Opinião: Aplicativos não empregam motoristas parceiros – Notícias


As empresas da economia digital e compartilhada são aprovadas por 83% dos brasileiros que utilizaram seus serviços, segundo pesquisa recente da Opinion Box, encomendada pelo portal Mobile Time. É o caso de aplicativos de mobilidade urbana (Uber, 99, Cabify, etc.), venda de produtos (Mercado Livre, Ebay, Alibaba, etc.), viagem (Airbnb, Booking, Trivago, etc.) e entrega (Loggi, Glovo, Rapiddo, etc.).

O que essas empresas têm em comum é a intermediação da oferta de bens e serviços por meio de transações que nascem no ambiente online (via smartphone ou desktop) e são finalizadas com o recebimento do produto ou serviço no mundo offline (físico). Ou seja, de um lado temos o ofertante e do outro um usuário que se utilizou do aplicativo ou site para encontrar opções de consumo.

Hoje existem empresas relacionadas à mobilidade urbana que não possuem veículos e empresas ligadas ao turismo que não têm imóveis, mas que cadastram parceiros na plataforma que oferecerem exatamente estes serviços e produtos. 

É neste cenário que, nos últimos meses, alguns fiscais do Ministério do Trabalho aplicaram multas milionárias a alguns aplicativos de intermediação de entrega por entenderem que seus parceiros, que operacionalizam o serviço final, possuem vínculo de emprego com estas plataformas digitais. Em outras palavras, alguns fiscais estão entendendo que o parceiro motorista de veículo é empregado do aplicativo, que apenas conectou oferta e demanda.

No modelo de negócio dessas plataformas, o parceiro – seja um motorista, proprietário de imóvel ou vendedor – pode se cadastrar apenas estando em condições de prestar seu serviço de transporte, hospedagem ou venda de produtos.

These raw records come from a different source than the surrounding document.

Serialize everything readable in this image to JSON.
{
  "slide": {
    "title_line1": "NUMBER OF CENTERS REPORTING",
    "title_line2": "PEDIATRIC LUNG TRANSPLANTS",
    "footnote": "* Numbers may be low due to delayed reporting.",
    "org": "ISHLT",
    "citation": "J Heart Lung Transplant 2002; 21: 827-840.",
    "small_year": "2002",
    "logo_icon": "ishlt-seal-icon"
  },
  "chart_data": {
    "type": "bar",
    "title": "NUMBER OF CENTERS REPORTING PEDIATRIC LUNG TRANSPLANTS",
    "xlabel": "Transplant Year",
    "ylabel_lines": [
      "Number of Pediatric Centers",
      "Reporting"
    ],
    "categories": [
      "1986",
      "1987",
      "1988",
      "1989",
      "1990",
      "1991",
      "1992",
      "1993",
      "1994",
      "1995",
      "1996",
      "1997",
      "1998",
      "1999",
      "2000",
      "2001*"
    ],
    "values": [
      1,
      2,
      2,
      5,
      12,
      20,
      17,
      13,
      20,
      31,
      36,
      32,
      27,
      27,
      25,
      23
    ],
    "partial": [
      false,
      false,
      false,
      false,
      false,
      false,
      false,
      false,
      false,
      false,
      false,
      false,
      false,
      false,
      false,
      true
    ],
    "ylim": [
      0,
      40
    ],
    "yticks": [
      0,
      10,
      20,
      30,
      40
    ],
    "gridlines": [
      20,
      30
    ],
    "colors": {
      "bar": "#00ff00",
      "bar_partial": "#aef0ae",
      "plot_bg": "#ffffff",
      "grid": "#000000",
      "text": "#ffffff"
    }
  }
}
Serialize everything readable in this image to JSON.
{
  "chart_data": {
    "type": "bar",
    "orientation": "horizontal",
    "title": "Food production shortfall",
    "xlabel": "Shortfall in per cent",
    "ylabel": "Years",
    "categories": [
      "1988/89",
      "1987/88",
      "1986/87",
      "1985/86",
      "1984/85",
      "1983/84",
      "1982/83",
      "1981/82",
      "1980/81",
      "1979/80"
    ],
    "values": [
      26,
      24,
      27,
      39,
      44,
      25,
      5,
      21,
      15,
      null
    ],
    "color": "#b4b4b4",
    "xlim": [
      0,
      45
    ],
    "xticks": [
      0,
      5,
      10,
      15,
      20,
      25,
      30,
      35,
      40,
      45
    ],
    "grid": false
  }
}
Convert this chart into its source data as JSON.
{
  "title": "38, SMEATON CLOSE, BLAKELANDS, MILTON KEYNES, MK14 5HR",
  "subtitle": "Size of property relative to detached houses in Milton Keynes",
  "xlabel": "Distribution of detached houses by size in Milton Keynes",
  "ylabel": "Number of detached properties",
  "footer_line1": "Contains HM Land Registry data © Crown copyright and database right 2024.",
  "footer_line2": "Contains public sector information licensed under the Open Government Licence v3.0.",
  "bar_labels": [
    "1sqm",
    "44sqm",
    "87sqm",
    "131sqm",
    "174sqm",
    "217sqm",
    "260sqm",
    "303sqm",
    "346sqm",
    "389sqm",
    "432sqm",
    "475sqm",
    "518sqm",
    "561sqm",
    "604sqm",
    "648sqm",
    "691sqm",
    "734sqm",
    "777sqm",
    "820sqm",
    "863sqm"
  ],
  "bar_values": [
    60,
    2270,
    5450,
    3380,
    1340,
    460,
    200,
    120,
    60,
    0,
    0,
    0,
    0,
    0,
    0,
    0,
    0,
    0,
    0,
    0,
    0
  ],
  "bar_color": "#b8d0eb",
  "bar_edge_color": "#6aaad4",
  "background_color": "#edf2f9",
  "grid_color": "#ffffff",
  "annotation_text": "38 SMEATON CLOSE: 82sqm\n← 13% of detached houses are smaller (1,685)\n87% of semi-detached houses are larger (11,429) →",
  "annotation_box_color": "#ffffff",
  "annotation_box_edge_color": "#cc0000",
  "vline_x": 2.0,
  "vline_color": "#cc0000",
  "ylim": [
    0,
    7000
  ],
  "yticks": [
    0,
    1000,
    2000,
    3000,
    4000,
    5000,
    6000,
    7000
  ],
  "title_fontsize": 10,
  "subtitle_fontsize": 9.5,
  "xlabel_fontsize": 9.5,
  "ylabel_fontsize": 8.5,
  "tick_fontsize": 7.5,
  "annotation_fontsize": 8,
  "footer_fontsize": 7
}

Há total autonomia para entrar e sair das plataformas, realizar o serviço ou não e na hora que quiser. Já as avaliações realizadas nos aplicativos pelos usuários servem para os próprios parceiros melhorarem a qualidade do serviço prestado ou para as plataformas digitais resolverem algum problema ocorrido na entrega (mercadoria extraviada, ausência de pagamento etc.).

Considerando a legislação trabalhista brasileira, não estão presentes, portanto, os requisitos essenciais para caracterização do vínculo empregatício. Na realidade, a relação criada entre as partes é de consumo, originada pela disponibilização do serviço de conexão pelas plataformas digitais e a contratação pelos parceiros. Ou seja, um motorista é usuário do aplicativo tanto quanto o consumidor final do serviço de entrega ou viagem. A responsabilidade das plataformas é justamente oferecer condições para que as partes realizem o negócio por meio da cobrança de taxas de intermediação.

O Conselho Administrativo de Defesa Econômica (CADE) publicou, em abril de 2018, importante estudo sobre efeitos concorrenciais promovidos por este setor. Segundo o órgão regulador, “a economia do compartilhamento pode trazer benefícios tanto para os consumidores quanto para os ofertantes. Os primeiros são beneficiados porque conseguem usufruir de determinados bens de maneira temporária, com uma maior variedade de opções de consumo e com preços geralmente mais baixo. (…) já os ofertantes conseguem ter um acesso mais fácil e eficiente ao mercado consumidor e, ainda, conseguem reduzir significativamente a ociosidade de seus bens. Portanto, elimina-se completamente os custos de transação e as ineficiências relacionadas, criando valor para toda a economia”.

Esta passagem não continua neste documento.